Jackie Marshall, Chapter 2 of Annie Lee’s story (perhaps a pillow book?) belted out a couple of her own songs, the most memorable being the quirky “The Ugly Man”. Her chat about singing of pain, boozy sessions, and talking to a stranger all seemed a bit contrived, and she’s got some clumsy moves on stage, but there’s no mistaking her power as a guitar player. Leonard Cohen’s “Bird on the Wire” (a k.d. lang special) was a disappointment, and the huge sound she and the band made overwhelmed the emotion and power of Cohen’s lyrics.

I was disappointed too in Annie Peterson’s set, mainly because she wanted to remind us all of the early years of WIV, so we were treated to the cowgirl song complete with bull’s horns and Peterson and Christine Johnston teaming up with their hobby horses. It might have worked in the intimate setting way back then, and certainly the yodelling was great (the real reason for wanting to get up on stage in the first place), but in the Playhouse that old-fashioned charm and nostalgia fell pretty flat. So much so that the gentle, beautifully sung Irish folk ballad “As I rode out one bright May morning” which was her tribute to the Woodford Folk Festival and all their support over the past few years, and the equally iconic Queen ballad “Somebody to love” seemed to shout incoherence in the set rather than range.

With Annie Lee’s promise of selling love potions at interval, I was wondering whether the second half would pick up again or whether the desire to remember was bogging down the exhilaration that Christine Johnston had engendered earlier. When Lee returned with some more hokey philosophy and a quote from Poe, however, it was time to bring on Alison St Ledger and her Australian in Brisbane slideshow, capturing the girl herself in French-looking gear against some vaguely Parisian-seeming structures like Park Road Eiffel Tower and the Wickham Terrace Tower. Scatty but endearing, but when she began to sing, Piaf and Jacques Brel, it was another world completely. “La vie en rose”, “Padam Padam”, “Ne me quitte pas” and finally one of the fastest and most brilliant versions of “Carousel” I’ve ever heard; after all, its French title is “La valse à mille temps”.

What can one say about Carita Farrer, the last of the women? She was an hilarious MC last year, and this year she is the ultimate opera diva who was born on the stage during Madama Butterfly; opera is her life, and she lives life as opera. The glove puppet dog who fossicks in her ample cleavage as Butterfly’s child, the Wagnerian sword that’s too big to fall on — she also plays Siegfried — the axe in the head, out of all this she creates mayhem on stage, while all the time belting out magnificent arias. Her tour de force is to play both main parts of the Phantom at once, arriving on a boat wreathed in dry ice, in white satin for Christine, then, not always deftly, turning to her other side for the mask and black satin as the Phantom with a growling voice to match the part. It’s an inspired piece of comic disorder and frenetic overkill.

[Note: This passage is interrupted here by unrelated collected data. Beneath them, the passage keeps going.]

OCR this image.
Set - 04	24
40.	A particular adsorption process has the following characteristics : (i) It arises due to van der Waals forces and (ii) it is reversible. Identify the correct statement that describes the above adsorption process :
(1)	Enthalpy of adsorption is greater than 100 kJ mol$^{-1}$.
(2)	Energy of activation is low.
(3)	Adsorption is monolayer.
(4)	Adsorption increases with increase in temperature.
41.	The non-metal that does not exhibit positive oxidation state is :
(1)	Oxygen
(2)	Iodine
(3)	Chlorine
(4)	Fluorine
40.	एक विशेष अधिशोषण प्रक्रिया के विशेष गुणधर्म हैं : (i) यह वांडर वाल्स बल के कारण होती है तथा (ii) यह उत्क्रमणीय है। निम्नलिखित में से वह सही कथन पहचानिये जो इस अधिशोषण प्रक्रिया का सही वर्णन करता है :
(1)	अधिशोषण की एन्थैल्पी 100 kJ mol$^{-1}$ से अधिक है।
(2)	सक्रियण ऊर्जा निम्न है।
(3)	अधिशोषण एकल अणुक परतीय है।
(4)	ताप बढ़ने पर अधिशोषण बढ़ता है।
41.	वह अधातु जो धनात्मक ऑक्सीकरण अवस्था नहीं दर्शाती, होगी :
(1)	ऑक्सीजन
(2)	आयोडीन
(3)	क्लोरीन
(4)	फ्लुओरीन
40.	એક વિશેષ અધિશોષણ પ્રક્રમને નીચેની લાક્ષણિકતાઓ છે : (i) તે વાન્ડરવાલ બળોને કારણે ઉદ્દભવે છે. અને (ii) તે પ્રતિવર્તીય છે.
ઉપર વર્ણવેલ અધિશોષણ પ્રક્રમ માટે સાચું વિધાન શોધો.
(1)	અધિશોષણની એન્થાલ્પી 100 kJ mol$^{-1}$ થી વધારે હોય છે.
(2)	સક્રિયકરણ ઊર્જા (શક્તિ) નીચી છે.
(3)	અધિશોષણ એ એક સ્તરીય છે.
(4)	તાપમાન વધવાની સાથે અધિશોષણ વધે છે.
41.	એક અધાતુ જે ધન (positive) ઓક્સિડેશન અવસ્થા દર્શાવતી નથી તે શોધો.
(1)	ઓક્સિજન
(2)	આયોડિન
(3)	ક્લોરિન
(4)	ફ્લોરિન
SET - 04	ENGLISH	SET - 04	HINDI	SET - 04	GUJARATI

So there we have it, another year, possibly not quite as brilliant this year as last, although there were moments which surpassed anything before. As bubbles rained down and they all sang “They say that I’m crazy”, I thought that it’s not too long to go before number 17. Bring it on, girls.

Directed by Karen Crone

Playing 12-22 September 2007.

Duration : 2hrs 20mins (including 20min interval).